Whythorne's Shadow is considered to be Moeran's Memento Mori for Peter Warlock who died in 1930. Warlock had rediscovered the Elizabethan composer Thomas Whythorne in a 1925 pamphlet and published an edition of his partsong As Thy Shadow Itself Apply'th in 1927. So in one brief work Moeran acknowledges his debt to Warlock - and through him to the liberating influence of Elizabethan music - as well as the poignancy of loss combined with release. Release because Warlock has exercised a not wholly beneficial influence on Moeran through the 1920s. The work is written in mainly compound 6/4 time. This is a notoriously hard tempo to hit just so: too slow and it lumbers, too fast and it becomes mindlessly rum-ti-tum. Unfortunately Falletta falls into the latter category and to be honest the piece goes for little. The score gives a clear tempo indication - dotted minim (half-note) circa 48. Falletta plays it at around dotted minim 68. This is a huge difference - Falletta seems to be labouring under a misapprehension that in some way this piece should be performed with some awareness of historical performance practice. The entire playing style as well as being too fast is light and lifted. I find this a very strange mis-reading; this is a 1930s work which is an echo - a shadow if you will of an earlier style as it was understood to be in 1930. It makes for a disappointing end to an otherwise impressive disc.
 
A word about the disc's presentation and engineering. Paul Conway's liner-notes are concise but informative. Producer Tim Handley and engineer John Benson produce a lively and immediate sound in the excellent Ulster Hall. I have always considered the early Chandos discs recorded there to be amongst that label's very finest. Their Bax Symphony No.4 - can it really be 30 years old this year? - won a Gramophone engineering award, I recall. By that yard-stick the sound is a fraction more brittle.

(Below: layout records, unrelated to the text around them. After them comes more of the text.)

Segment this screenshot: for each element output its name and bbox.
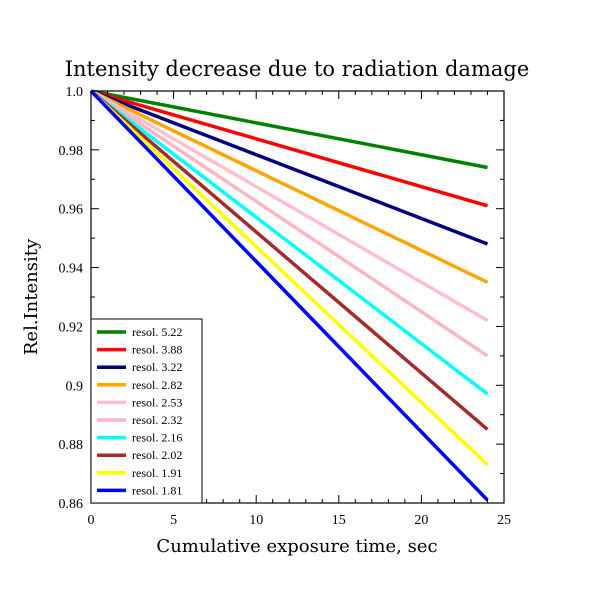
legend-label: resol. 2.53 — [132, 395, 182, 409]
legend-label: resol. 5.22 — [132, 325, 182, 339]
y-tick-label: 0.9 — [66, 379, 84, 394]
y-tick-label: 0.94 — [59, 262, 84, 277]
series-line-3 — [90, 89, 489, 246]
series-line-8 — [89, 89, 489, 431]
legend: resol. 5.22 resol. 3.88 resol. 3.22 resol. … — [90, 318, 203, 504]
series-layer — [89, 89, 489, 502]
series-line-4 — [90, 89, 489, 284]
legend-label: resol. 2.32 — [132, 413, 182, 427]
x-axis-label: Cumulative exposure time, sec — [156, 536, 437, 557]
series-line-9 — [89, 89, 489, 466]
y-tick-label: 1.0 — [66, 85, 84, 100]
y-tick-label: 0.88 — [59, 438, 84, 453]
legend-label: resol. 2.82 — [132, 378, 182, 392]
series-line-1 — [90, 89, 488, 170]
x-tick-label: 15 — [332, 513, 346, 528]
y-axis-label: Rel.Intensity — [21, 238, 42, 355]
series-line-5 — [90, 89, 489, 323]
x-tick-label: 25 — [497, 513, 511, 528]
y-tick-label: 0.92 — [59, 320, 84, 335]
series-line-10 — [89, 89, 489, 502]
x-tick-label: 0 — [88, 513, 95, 528]
legend-label: resol. 2.02 — [132, 448, 182, 462]
chart-title: Intensity decrease due to radiation dama… — [65, 57, 530, 81]
legend-label: resol. 1.81 — [132, 483, 182, 497]
legend-label: resol. 3.88 — [132, 343, 182, 357]
x-tick-label: 20 — [414, 513, 428, 528]
x-tick-label: 5 — [170, 513, 177, 528]
x-tick-label: 10 — [249, 513, 263, 528]
legend-label: resol. 2.16 — [132, 431, 182, 445]
legend-label: resol. 1.91 — [132, 466, 182, 480]
series-line-6 — [90, 89, 489, 358]
legend-label: resol. 3.22 — [132, 360, 182, 374]
y-tick-label: 0.96 — [59, 203, 84, 218]
series-line-7 — [89, 89, 489, 396]
ticks-layer: 0 5 10 15 20 25 0.86 0.88 0.9 0.92 0.94 0.96 0.98 1.0 — [59, 85, 512, 528]
y-tick-label: 0.86 — [59, 497, 84, 512]
series-line-2 — [90, 89, 488, 208]
y-tick-label: 0.98 — [59, 144, 84, 159]
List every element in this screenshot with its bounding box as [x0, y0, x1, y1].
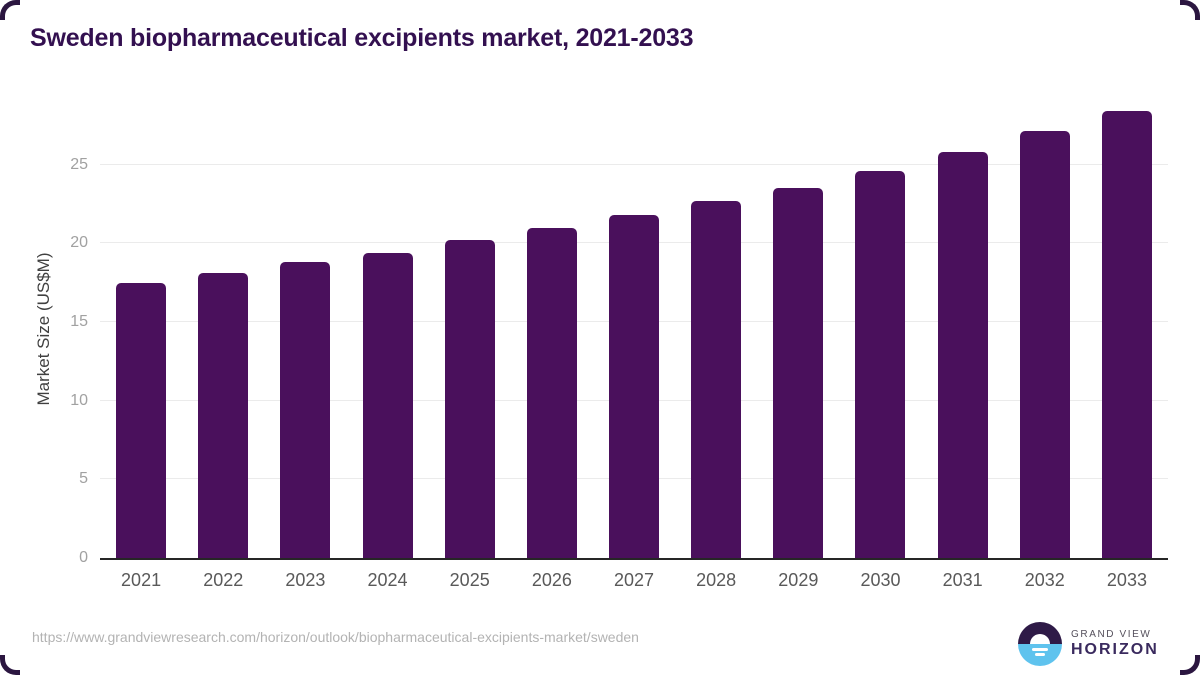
x-tick-label-2032: 2032	[1024, 570, 1065, 590]
bar-slot-2022	[182, 100, 264, 558]
bar-2028	[691, 200, 742, 558]
gridline-25	[100, 163, 1168, 165]
bar-slot-2024	[346, 100, 428, 558]
bar-slot-2032	[1004, 100, 1086, 558]
y-axis-tick-labels: 0 5 10 15 20 25	[0, 100, 88, 565]
x-tick-label-2024: 2024	[367, 570, 408, 590]
bar-2029	[773, 188, 824, 558]
bar-slot-2021	[100, 100, 182, 558]
bar-slot-2029	[757, 100, 839, 558]
bar-slot-2033	[1086, 100, 1168, 558]
bar-2022	[198, 273, 249, 558]
y-tick-label: 0	[79, 549, 88, 566]
bar-slot-2027	[593, 100, 675, 558]
bar-2033	[1101, 111, 1152, 558]
y-tick-label: 25	[70, 155, 88, 173]
bar-slot-2025	[429, 100, 511, 558]
source-url: https://www.grandviewresearch.com/horizo…	[32, 629, 639, 645]
x-tick-label-2025: 2025	[449, 570, 490, 590]
x-axis-tick-labels: 2021 2022 2023 2024 2025 2026 2027 2028 2029 2030…	[100, 570, 1168, 591]
x-tick-label-2026: 2026	[531, 570, 572, 590]
bar-2031	[937, 151, 988, 558]
x-tick-label-2033: 2033	[1106, 570, 1147, 590]
logo-product-name: HORIZON	[1071, 640, 1159, 658]
bar-slot-2031	[922, 100, 1004, 558]
bar-2030	[855, 170, 906, 558]
card-corner-top-right	[1180, 0, 1200, 20]
x-tick-label-2027: 2027	[613, 570, 655, 590]
bars-row	[100, 100, 1168, 558]
bar-2027	[609, 214, 660, 558]
bar-slot-2028	[675, 100, 757, 558]
card-corner-top-left	[0, 0, 20, 20]
page-title: Sweden biopharmaceutical excipients mark…	[30, 24, 694, 52]
x-tick-label-2028: 2028	[696, 570, 737, 590]
bar-2023	[280, 262, 331, 558]
bar-slot-2023	[264, 100, 346, 558]
x-tick-label-2021: 2021	[121, 570, 162, 590]
y-tick-label: 10	[70, 391, 88, 409]
logo-brand-name: GRAND VIEW	[1071, 628, 1152, 640]
y-tick-label: 15	[70, 312, 88, 330]
x-tick-label-2022: 2022	[203, 570, 244, 590]
x-tick-label-2031: 2031	[942, 570, 983, 590]
y-tick-label: 20	[70, 234, 88, 252]
bar-2021	[116, 282, 167, 558]
bar-2025	[444, 240, 495, 558]
card-corner-bottom-right	[1180, 655, 1200, 675]
bar-2026	[526, 227, 577, 558]
y-tick-label: 5	[79, 470, 88, 488]
grand-view-horizon-logo: GRAND VIEW HORIZON	[1018, 622, 1159, 666]
x-tick-label-2030: 2030	[860, 570, 901, 590]
card-corner-bottom-left	[0, 655, 20, 675]
bar-slot-2026	[511, 100, 593, 558]
bar-slot-2030	[839, 100, 921, 558]
bar-2032	[1019, 131, 1070, 558]
bar-2024	[362, 252, 413, 558]
x-tick-label-2023: 2023	[285, 570, 326, 590]
plot-area	[100, 100, 1168, 560]
x-tick-label-2029: 2029	[778, 570, 819, 590]
horizon-sun-icon	[1018, 622, 1062, 666]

The strings in particular sound a little thin and light with a degree too much front-desk prominence. To be fair, these are not works that require an orchestra to sound as though they have a Straussian sumptuousness. The woodwind are beautifully caught as indeed are the brass. The hall gives an heroic ring to the jagged fanfares that Moeran favours. Curiously the trombones feel a fraction further forward in the mix than their trumpet colleagues. Cello soloist Johnston is well balanced - always clear and with a warm tone - but not overly prominent. As I mentioned before, the placing of soprano Rebekah Coffey is an error of judgement in production rather than technical terms. In her own right her sound is well caught; I just happen to think it is not the right sound.
 
For all the relative disappointments with the two closing miniatures the positives on this disc far outweigh the negatives. indeed I hope that Falletta is encouraged to investigate the rest of Moeran's fairly modest orchestral output. Certainly a new version of the Violin Concerto would be most welcome. Alongside the classic Boult/Lyrita disc of the Symphony and Sinfonietta this is a good place for a Moeran newcomer to start a collection and a compulsory purchase for all other acolytes.